Under federal tax law, cancelling or abolishing debt generates income, which may be subject to tax. That treatment potentially discounts the value of any debt forgiveness program. As an example, consider the case of New York taxi drivers who went on a 21-day hunger strike for debt relief in the fall of 2021. The drivers were protesting debts incurred because of a bubble in taxi medallion prices. Their action resulted in a program for debt relief but any debt forgiven under the program might be subject to tax. This issue is not unique to the taxi drivers’ campaign. The tax treatment of cancelled debt has posed a problem for campaigns over the past 15 years to cancel mortgage debt, student debt, medical debt, and credit card debt, and countless individual settlements to relieve burdensome debt.

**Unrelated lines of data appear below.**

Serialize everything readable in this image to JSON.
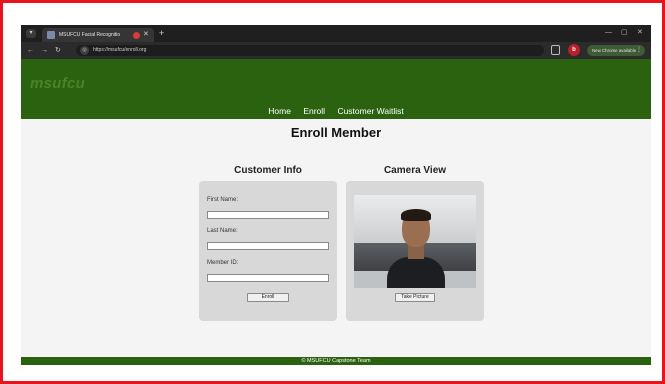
{
  "browser": {
    "tab_title": "MSUFCU Facial Recognitio",
    "tab_close": "✕",
    "new_tab": "+",
    "url": "https://msufcu/enroll.org",
    "update_label": "New Chrome available",
    "profile_initial": "b"
  },
  "site": {
    "logo": "msufcu",
    "nav": [
      "Home",
      "Enroll",
      "Customer Waitlist"
    ],
    "page_title": "Enroll Member",
    "footer": "© MSUFCU Capstone Team"
  },
  "customer_info": {
    "heading": "Customer Info",
    "first_name_label": "First Name:",
    "first_name_value": "",
    "last_name_label": "Last Name:",
    "last_name_value": "",
    "member_id_label": "Member ID:",
    "member_id_value": "",
    "enroll_button": "Enroll"
  },
  "camera": {
    "heading": "Camera View",
    "take_picture_button": "Take Picture"
  },
  "colors": {
    "brand_green": "#2b6210",
    "frame_border": "#e8141c"
  }
}
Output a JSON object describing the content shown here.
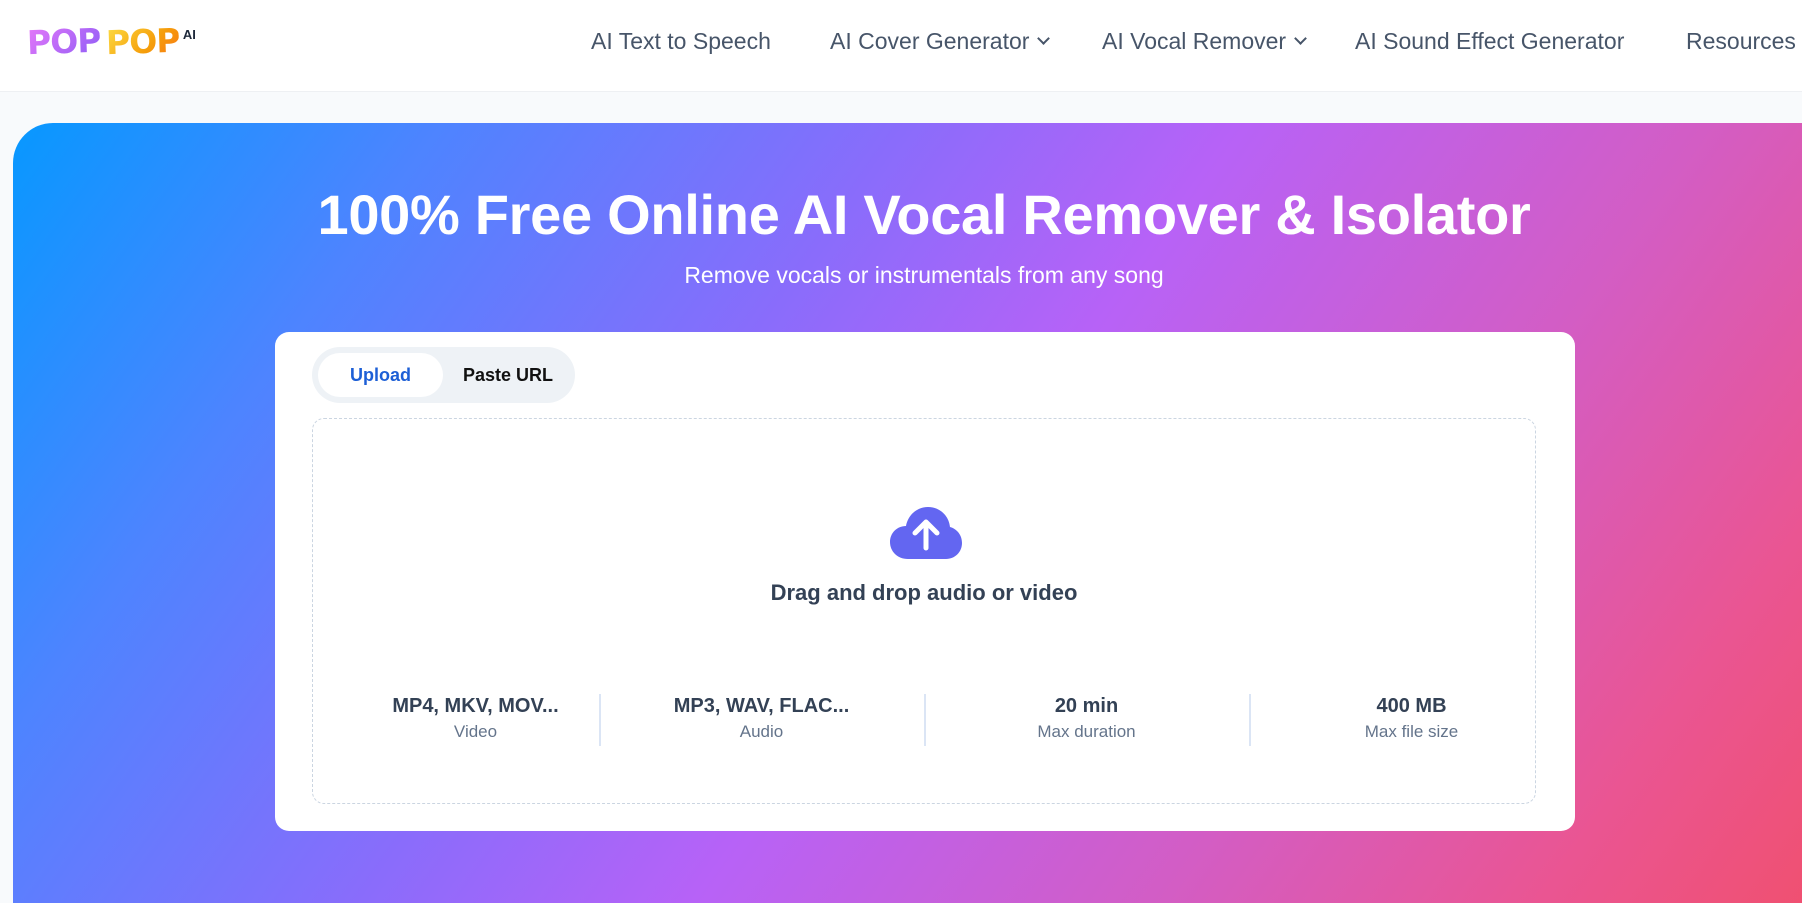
{
  "header": {
    "logo": {
      "word1": "POP",
      "word2": "POP",
      "suffix": "AI"
    },
    "nav": [
      {
        "label": "AI Text to Speech",
        "has_dropdown": false
      },
      {
        "label": "AI Cover Generator",
        "has_dropdown": true
      },
      {
        "label": "AI Vocal Remover",
        "has_dropdown": true
      },
      {
        "label": "AI Sound Effect Generator",
        "has_dropdown": false
      },
      {
        "label": "Resources",
        "has_dropdown": false
      }
    ]
  },
  "hero": {
    "title": "100% Free Online AI Vocal Remover & Isolator",
    "subtitle": "Remove vocals or instrumentals from any song",
    "gradient": [
      "#0798ff",
      "#b762f7",
      "#f0506f"
    ]
  },
  "upload_card": {
    "tabs": [
      {
        "label": "Upload",
        "active": true
      },
      {
        "label": "Paste URL",
        "active": false
      }
    ],
    "dropzone": {
      "icon": "cloud-upload-icon",
      "icon_color": "#6366f1",
      "text": "Drag and drop audio or video"
    },
    "stats": [
      {
        "value": "MP4, MKV, MOV...",
        "label": "Video"
      },
      {
        "value": "MP3, WAV, FLAC...",
        "label": "Audio"
      },
      {
        "value": "20 min",
        "label": "Max duration"
      },
      {
        "value": "400 MB",
        "label": "Max file size"
      }
    ]
  }
}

This policy paper makes the case for reconsidering the tax treatment of cancelled debt. The tax on cancellation of indebtedness or COD income is commonly traced to the Supreme Court’s 1931 decision in United States v. Kirby Lumber. For almost a century, scholars have debated the logic and wisdom of Kirby Lumber, its progeny, and Congress’ codification of the tax. These critiques mainly raise theoretical concerns about the justifications for the tax but tend to ignore how the assumptions underlying the tax are inconsistent with the development of debt markets and the way debt functions in the modern economy. Contextualizing the tax reveals how it functions today less as a measure of wealth and more as a punitive tax on excessive debt.

This paper contends both the tax and non-tax critiques of COD income suggest it is time for a more holistic reconsideration of the tax on COD income. This paper offers a few reforms, but also seeks to spur further discussion. The changes include eliminating the information reporting rules for cancelled debt and expanding and simplifying the exemptions for COD income. This paper concludes by considering how these changes might be implemented administratively and legislatively.